Old news, especially about sci-fi, but starts better than it ends. First half, where all is implied, promises more than the rest delivers. It's much easier to touch an audience's experience when implying, no matter how far out may be what you're implying, than when trying to show. (Compare best superhero movie ever, "Unbreakable," with baseball bat swinging "Signs.") I'm not sure "Dimension Travelers" ever passes the height it attains when Miyami (Yasue Sato) explains Heisenberg's uncertainty principle. At that point I hoped it might become, despite the school girl setting, a SCIENCE-fi film.
Touchpoints? "Le Jetée" (but not "12 Monkeys"). Various Phillip K. Dick. "Turn" (one of my more long-winded IMDb comments). "Fushigi Yugi." "Dr. Who."
Miyami's long, rather horse-like face, besides making her an excellent mystery figure in the early going, slightly suggests Gwyneth Paltrow. Note, also, Miyami claims to be Eurasian. But I see these things all over the place: a black and a filipino at work, each, if differently, looking like my Sicilian father.

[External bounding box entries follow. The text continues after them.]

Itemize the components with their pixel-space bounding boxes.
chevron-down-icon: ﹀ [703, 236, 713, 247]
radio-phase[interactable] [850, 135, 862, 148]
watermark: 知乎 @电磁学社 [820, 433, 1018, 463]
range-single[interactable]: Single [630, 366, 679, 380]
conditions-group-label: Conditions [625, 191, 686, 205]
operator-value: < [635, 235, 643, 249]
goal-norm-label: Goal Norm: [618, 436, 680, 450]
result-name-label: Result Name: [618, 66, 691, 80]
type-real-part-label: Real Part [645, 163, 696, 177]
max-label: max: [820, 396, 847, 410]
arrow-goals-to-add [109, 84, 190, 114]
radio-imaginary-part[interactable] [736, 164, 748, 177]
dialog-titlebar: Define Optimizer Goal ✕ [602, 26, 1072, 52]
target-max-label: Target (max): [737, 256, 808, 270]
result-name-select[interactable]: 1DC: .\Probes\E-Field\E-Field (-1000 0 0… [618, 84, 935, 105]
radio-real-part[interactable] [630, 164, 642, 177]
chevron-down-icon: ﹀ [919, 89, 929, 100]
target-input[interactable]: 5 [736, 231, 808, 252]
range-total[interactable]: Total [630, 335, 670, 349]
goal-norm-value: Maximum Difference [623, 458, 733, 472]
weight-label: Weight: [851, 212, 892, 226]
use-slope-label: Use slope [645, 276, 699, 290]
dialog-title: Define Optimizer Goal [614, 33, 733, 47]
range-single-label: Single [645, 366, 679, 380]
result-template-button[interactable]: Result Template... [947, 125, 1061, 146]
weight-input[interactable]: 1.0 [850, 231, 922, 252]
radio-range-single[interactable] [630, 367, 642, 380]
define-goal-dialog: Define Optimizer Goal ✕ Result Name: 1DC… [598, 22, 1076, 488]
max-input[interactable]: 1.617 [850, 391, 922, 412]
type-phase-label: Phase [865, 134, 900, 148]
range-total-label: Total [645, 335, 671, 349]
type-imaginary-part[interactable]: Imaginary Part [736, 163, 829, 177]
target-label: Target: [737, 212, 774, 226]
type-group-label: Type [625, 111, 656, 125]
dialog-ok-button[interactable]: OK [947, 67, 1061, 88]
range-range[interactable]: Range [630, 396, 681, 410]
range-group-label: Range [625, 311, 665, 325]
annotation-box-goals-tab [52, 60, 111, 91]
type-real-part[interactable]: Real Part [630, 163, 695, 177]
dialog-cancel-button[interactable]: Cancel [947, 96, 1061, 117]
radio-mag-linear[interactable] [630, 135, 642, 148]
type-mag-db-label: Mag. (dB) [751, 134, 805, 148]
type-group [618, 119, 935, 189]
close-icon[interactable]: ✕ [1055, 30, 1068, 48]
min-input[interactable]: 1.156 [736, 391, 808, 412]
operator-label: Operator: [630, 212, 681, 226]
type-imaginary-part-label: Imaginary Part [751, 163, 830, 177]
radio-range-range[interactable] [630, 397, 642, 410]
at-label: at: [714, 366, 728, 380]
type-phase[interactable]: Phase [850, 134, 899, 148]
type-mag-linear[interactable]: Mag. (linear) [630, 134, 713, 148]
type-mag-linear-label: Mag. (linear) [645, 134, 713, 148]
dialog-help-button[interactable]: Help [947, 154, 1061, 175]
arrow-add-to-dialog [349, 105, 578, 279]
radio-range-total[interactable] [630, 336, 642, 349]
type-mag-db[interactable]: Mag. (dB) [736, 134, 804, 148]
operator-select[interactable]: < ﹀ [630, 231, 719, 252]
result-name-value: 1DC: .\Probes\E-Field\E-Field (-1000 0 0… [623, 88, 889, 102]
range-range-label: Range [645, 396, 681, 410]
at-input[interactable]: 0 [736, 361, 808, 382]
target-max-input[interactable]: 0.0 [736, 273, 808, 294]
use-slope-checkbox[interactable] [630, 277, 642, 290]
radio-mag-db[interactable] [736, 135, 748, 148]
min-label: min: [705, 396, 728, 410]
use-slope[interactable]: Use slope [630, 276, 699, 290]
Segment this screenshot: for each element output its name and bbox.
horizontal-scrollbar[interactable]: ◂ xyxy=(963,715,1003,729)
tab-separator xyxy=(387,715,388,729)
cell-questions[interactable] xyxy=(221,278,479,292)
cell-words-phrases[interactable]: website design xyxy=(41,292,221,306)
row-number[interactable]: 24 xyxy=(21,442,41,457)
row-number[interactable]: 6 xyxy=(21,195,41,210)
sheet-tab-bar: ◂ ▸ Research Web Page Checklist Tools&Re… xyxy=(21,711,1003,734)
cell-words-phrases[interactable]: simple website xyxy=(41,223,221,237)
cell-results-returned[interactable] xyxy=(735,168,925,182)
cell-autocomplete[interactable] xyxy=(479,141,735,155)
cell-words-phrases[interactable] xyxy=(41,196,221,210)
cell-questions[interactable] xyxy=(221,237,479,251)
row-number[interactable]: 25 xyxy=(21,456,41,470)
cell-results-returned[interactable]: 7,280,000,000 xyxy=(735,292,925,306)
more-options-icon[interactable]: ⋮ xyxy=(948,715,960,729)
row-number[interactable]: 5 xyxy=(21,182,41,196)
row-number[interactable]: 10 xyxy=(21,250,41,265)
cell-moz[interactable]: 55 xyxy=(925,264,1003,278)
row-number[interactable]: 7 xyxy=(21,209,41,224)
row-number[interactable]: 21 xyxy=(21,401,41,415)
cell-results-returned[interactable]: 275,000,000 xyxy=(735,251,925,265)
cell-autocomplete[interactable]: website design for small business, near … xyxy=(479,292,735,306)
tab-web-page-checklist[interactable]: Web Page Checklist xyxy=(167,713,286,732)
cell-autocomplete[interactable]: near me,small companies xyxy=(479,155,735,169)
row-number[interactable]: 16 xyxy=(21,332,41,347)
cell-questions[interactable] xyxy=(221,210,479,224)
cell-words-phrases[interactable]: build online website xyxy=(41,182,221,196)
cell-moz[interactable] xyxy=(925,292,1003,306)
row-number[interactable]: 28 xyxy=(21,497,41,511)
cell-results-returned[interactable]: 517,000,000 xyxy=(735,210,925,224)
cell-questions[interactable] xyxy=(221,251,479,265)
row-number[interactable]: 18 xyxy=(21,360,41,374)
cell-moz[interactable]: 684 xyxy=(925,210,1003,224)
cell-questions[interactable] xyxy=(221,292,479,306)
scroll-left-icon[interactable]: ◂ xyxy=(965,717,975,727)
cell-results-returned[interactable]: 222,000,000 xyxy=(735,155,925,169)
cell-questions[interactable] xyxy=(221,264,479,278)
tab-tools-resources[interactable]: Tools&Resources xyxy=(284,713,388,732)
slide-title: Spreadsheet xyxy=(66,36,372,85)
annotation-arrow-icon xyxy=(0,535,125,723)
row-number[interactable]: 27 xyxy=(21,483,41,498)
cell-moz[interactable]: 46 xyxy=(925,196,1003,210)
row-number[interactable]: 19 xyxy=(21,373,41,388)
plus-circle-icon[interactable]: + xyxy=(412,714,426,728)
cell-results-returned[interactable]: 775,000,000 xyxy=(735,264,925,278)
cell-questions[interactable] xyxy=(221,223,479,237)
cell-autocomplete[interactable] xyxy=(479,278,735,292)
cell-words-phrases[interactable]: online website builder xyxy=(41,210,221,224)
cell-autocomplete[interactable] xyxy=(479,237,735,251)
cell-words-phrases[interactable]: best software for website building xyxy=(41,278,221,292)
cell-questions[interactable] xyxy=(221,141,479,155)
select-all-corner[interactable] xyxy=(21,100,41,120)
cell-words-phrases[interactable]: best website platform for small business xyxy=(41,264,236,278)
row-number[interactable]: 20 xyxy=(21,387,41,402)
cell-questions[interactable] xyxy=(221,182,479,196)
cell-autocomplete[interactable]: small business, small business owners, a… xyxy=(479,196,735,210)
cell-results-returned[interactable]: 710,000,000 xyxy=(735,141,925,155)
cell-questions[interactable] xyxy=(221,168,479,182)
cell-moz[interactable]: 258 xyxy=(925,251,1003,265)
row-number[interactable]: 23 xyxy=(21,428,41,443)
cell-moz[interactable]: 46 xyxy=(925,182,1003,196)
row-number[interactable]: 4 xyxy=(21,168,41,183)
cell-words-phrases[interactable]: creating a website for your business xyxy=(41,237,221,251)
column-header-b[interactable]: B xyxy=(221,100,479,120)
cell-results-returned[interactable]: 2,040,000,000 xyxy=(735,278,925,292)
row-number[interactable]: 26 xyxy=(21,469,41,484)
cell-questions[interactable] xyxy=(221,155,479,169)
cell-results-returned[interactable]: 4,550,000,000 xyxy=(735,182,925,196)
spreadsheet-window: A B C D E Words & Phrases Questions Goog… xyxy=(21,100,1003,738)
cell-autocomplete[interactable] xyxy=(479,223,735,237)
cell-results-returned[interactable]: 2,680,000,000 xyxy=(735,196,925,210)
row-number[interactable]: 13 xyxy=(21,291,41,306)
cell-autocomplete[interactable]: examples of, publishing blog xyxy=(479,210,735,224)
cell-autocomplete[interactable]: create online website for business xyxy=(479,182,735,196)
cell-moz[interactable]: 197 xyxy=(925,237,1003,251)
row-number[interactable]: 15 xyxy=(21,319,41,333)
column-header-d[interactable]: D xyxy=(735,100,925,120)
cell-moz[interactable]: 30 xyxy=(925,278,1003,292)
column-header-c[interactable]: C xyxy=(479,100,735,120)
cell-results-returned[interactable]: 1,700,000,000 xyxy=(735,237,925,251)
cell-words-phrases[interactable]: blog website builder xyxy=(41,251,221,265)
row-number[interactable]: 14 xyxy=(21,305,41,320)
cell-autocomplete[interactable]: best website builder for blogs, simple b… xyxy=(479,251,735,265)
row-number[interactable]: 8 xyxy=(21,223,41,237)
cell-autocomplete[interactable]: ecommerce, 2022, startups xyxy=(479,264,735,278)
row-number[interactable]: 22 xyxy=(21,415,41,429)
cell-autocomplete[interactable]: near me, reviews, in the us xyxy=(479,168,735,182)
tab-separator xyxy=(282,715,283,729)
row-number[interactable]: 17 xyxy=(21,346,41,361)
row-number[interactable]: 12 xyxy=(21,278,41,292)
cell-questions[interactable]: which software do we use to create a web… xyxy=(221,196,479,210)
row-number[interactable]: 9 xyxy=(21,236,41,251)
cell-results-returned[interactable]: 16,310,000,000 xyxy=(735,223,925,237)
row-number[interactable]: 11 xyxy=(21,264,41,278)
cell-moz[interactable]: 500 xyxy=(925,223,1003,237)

There's a still up, no longer open-to-submissions, site documenting the portrayal of libraries in film. The list has no Japanese entries, but this is at least the third J-film I've seen lately that would have qualified. The other two are "Love Letter" and "Whisper of the Heart."
Liked a lot, and this is in the second half of the film, the scale model school Midori constructs in the mental hospital. Kind of like turning unexpectedly to a map page in a novel. But at the same time, making models, especially of a unique entity like one's own school, exhibits some of the weirdness, the slight perversity of doll play. Think also of the city model in Paul Auster's "Music of Chance."
The castle's "interior" at the end of passage 13 may be key to what the film is up to. Or maybe not. The director hardly explores it. Did he know what he had?